GUID or Int is the best for primary key columns?

Question

GUID or Int is the best for primary key columns?

Viewing 15 posts - 31 through 45 (of 51 total)

You must be logged in to reply to this topic. Login to reply

TheSQLGuru SSC Guru Points: 134017 More actions · Answer 1

David.Poole (7/16/2009)
The problem with a compound key where one of the fields is a ServerId is when you are running a disaster recovery site.
You have to remember NOT to synchronise the tables that tell you what the ServerId means.
It is not insurmountable but it is an easy mistake to make.

I would simply consider that one of the (often MANY) things that need to be done (possibly as an automatic evolution) if/when the holy sh-t scenario happens and you shift operations to the DR site. Your test verification of your DR plan would ensure that it happened as expected. :w00t:

Best,
Kevin G. Boles
SQL Server Consultant
SQL MVP 2007-2012
TheSQLGuru on googles mail service

PiMané SSChampion Points: 13965 More actions · Answer 2

That's if the primary key is the clustered index, which it doesn't have to be. There's no real problems with a random guid as the primary key. The problem (rapid fragmentation) comes in when the guid is the clustered index.
Generally I'd say if the primary key is a guid, make the primary key nonclustered and put the clustered index on a more suitable column, if one exists.

Is there any need of having a clustered index for other indexes seeks'?
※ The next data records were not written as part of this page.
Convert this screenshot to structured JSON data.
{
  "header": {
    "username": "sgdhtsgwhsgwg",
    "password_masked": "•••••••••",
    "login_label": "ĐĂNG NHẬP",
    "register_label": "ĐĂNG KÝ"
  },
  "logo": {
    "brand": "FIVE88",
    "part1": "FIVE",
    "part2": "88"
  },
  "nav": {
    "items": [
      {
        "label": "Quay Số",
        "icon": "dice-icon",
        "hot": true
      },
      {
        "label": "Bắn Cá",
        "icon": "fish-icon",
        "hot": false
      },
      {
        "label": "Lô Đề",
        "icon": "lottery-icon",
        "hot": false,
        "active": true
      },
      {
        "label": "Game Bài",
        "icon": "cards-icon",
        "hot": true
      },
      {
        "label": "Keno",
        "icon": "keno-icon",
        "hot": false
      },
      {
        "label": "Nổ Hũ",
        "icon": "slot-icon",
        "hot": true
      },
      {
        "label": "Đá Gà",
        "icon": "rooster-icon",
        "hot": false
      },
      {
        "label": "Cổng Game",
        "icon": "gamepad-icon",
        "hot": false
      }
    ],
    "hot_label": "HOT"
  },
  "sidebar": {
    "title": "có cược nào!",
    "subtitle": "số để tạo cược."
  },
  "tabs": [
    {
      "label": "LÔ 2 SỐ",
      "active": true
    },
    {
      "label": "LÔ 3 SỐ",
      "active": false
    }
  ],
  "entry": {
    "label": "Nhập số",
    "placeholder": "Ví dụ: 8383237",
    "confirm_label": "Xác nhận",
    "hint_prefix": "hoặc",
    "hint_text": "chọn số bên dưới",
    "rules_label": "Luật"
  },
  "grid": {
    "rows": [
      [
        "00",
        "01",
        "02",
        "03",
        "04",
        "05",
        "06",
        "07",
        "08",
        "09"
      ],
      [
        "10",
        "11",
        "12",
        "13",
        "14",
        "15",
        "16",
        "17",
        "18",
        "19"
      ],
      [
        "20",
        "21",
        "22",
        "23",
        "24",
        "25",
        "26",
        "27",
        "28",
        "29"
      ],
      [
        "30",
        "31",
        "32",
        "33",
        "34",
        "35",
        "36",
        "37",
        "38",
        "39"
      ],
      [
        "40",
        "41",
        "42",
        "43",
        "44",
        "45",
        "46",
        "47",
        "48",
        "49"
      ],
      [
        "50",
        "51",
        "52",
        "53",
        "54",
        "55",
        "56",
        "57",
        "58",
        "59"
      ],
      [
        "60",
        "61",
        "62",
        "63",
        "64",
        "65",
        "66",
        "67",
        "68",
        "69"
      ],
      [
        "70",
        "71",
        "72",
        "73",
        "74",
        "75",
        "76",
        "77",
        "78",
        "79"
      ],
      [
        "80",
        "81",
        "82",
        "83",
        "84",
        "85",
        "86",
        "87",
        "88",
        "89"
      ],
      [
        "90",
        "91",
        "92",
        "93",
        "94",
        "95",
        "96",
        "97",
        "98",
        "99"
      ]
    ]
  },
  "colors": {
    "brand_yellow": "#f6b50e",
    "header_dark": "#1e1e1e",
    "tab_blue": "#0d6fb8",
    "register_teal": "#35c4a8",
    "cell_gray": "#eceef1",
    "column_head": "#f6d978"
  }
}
Or since the PK are 2 GUID's and no other column seems to be suitable there's no need to have a clustered index?

Or, if we have a status column, with N possible values, or an active column, we can use it as a clustered index to "impersonate" partitions (we dont have enough disks to have N RAID to have "real" physical partitions :S )

Thanks,

Pedro

If you need to work better, try working less...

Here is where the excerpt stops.